Panel Statement
Panel: Compumorphic Art: The Computer as Muse
This paper seeks to address the issues involved in curating Digital Art: From SIGGRAPH to ‘Second Life’, which is an ongoing conflict between materiality and immateriality of both the medium and the artwork. This is a curatorial conundrum in contemporary new media, that challenges the role and connections between digital art and traditionally based art practice such as painting, printmaking and installation art when it is extracted from a digital artwork. In this new landscape of digital culture, old traditions and new practices are both in conflict and symbiosis: contemporary artistic practices reflects the socio-cultural landscape created by new technological applications, defying notions of discipline, borders, boundaries and journeys. Digital innovation can be seen on the one hand as a growth in efficiency and power, an emergent source of energy and a test bed for the introduction of new knowledge and empowerment. Which accepts a leap forward in speed and cost-efficiency, using social networks and virtual culture to investigate and challenge the existing notions of the relationships between ‘the artist’ and ‘the audience’. Another is to facilitate in a new computerised network and collaborative world that opens up opportunities to create, receive and interact with conduits of information and data. Allowing for the exploitation of technical and commercial possibilities through the use of digital technology, to engage in new forms of practices, using innovative spaces for viewing and receiving work both virtually and physically, in what can be perceived as new and emergent art forms.

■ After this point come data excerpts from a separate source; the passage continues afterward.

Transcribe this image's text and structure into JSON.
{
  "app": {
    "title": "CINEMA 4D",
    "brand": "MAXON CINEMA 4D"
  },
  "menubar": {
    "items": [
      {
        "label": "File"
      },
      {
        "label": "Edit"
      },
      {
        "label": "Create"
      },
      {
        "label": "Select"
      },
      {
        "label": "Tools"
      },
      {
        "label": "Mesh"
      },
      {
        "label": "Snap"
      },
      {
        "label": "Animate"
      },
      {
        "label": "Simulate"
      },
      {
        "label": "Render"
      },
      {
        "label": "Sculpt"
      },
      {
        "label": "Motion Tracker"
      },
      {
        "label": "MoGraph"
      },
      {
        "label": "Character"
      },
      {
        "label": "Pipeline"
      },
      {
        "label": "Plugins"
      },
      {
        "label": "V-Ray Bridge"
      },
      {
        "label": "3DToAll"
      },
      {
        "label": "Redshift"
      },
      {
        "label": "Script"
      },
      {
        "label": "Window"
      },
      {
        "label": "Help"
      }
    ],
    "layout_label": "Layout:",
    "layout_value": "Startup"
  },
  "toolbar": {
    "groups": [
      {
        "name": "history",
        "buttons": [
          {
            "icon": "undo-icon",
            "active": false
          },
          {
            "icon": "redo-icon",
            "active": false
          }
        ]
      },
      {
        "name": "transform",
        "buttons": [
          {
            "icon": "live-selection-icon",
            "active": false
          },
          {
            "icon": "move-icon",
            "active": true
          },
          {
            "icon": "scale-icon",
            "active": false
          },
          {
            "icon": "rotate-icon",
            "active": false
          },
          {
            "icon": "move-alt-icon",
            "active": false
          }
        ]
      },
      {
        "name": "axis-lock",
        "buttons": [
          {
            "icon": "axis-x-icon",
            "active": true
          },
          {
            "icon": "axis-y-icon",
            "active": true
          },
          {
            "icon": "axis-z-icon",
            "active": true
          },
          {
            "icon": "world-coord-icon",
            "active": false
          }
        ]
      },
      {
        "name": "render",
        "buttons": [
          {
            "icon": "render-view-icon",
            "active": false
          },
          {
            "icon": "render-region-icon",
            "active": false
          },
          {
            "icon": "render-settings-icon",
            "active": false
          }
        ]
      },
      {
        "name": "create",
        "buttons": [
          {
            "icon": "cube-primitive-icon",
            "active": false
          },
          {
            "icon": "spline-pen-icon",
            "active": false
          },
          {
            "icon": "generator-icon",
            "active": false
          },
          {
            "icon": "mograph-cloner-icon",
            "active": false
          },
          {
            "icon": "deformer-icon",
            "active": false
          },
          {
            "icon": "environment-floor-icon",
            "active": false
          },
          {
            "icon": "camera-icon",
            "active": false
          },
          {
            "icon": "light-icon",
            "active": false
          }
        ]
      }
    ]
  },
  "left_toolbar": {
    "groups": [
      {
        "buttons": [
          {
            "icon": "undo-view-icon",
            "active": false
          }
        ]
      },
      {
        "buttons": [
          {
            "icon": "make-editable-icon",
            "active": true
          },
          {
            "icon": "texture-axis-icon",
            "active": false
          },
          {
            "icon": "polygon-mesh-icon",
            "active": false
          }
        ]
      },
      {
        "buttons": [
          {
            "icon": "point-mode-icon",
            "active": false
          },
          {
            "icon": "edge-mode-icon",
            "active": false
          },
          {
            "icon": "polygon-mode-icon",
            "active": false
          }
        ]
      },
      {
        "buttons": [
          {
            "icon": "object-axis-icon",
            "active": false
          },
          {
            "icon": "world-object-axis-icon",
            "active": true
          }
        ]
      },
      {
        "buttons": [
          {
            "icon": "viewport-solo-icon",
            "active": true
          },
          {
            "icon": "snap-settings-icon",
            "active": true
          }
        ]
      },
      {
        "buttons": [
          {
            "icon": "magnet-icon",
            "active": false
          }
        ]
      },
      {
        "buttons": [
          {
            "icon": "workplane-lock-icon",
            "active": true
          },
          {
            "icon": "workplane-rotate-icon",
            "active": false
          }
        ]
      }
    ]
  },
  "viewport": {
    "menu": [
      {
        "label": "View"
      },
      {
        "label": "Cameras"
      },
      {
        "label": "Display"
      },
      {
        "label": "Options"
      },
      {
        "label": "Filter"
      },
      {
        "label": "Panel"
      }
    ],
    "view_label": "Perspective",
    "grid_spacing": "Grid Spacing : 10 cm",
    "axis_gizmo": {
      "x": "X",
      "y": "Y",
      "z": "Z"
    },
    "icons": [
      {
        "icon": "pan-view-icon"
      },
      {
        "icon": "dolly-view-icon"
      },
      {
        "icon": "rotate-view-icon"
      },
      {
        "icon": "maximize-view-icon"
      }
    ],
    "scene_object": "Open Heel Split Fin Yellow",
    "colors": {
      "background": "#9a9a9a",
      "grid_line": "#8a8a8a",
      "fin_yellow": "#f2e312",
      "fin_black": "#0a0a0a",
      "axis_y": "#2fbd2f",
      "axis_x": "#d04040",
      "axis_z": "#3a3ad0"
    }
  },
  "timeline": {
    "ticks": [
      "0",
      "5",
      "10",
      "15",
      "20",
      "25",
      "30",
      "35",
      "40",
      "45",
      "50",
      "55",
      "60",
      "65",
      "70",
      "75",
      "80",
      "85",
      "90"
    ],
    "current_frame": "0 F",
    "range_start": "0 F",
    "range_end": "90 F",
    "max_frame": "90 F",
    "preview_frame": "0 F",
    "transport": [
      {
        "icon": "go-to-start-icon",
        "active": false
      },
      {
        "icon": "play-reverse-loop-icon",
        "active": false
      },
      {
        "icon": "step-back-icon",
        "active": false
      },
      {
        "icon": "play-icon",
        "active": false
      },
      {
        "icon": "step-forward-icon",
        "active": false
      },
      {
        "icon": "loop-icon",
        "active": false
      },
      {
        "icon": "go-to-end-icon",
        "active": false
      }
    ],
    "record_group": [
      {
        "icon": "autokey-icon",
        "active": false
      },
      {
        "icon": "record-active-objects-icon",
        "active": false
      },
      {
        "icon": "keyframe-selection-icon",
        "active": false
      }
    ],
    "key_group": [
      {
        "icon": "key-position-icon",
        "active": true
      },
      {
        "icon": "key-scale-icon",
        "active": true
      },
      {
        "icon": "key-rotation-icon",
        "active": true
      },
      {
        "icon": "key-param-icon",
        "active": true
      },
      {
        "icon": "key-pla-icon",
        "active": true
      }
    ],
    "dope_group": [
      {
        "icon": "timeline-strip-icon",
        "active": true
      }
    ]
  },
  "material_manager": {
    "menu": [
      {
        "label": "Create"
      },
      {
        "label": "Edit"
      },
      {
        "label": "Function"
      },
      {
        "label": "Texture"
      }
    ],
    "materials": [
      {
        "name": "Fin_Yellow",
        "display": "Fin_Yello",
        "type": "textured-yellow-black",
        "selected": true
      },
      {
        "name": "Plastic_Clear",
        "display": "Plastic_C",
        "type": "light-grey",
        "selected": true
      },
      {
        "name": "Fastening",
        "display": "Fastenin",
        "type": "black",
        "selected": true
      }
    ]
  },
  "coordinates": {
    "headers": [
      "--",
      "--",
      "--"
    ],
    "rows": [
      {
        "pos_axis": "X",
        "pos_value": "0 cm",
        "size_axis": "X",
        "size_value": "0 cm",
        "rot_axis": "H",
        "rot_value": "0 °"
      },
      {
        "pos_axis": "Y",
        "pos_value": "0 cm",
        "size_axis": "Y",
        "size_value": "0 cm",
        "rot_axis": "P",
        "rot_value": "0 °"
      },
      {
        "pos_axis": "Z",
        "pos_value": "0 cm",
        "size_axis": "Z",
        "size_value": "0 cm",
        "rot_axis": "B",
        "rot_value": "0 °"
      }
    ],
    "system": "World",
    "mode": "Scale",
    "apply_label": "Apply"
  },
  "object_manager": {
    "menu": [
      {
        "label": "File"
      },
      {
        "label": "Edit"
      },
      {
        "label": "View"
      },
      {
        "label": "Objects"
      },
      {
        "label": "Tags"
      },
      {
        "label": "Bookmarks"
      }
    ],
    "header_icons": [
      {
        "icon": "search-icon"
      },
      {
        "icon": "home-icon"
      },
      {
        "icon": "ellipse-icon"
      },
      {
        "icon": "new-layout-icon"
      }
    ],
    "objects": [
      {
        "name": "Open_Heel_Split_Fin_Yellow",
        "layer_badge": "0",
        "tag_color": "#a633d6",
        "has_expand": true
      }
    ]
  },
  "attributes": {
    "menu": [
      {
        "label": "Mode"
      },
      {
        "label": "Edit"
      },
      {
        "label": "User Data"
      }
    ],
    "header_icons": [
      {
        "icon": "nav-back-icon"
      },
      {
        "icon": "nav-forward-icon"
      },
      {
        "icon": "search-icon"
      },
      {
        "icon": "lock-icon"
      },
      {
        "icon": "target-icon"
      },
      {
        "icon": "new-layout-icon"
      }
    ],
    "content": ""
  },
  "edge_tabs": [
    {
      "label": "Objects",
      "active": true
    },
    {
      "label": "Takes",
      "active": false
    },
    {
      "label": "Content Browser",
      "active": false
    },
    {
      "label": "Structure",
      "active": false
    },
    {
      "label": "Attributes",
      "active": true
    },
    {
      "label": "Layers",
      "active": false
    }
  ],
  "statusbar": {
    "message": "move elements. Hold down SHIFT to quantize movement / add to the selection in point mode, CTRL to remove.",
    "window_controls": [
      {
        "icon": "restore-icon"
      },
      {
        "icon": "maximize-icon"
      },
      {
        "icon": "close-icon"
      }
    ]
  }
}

- Sue Gollifer is the Director of the ISEA International Headquarters, and a Principal Lecturer at the University of Brighton, UK. She is the Course Leader for the MA in Digital Media Arts. Gollifer’s primary research is on ‘the impact of new technology within the practice of Fine Art’. A pioneer of early computer art, she has continuously explored the relationship between technology and the arts and has written extensively on this subject. She has been a professional artist/printmaker for over 40 years, exhibiting work regularly throughout the world and her work is held in major national and international public collections. She has been a curator of a number of International Digital Art Exhibitions including, ArCade, the UK Open International Biennale Exhibition, of Digital Fine Art Prints 1995–2007 and the ACM SIGGRAPH Art Gallery Chair ’04: Synaesthesia and 2010 HOT PLATE. Gollifer is on a number of national and international committees, including a member of the Creators Council of the Design and Artists Copyright Society (DACS), the Computer Arts Society, (CAS), the New Media Caucus and Lighthouse Brighton. She is the assistant editor of ‘Digital Creativity’ a referred journal published by Routledge. In 2006, she was the precipitant for an International Digital Media Arts Award (iDMAa) for her ‘Exceptional Services to the International New Media Community’.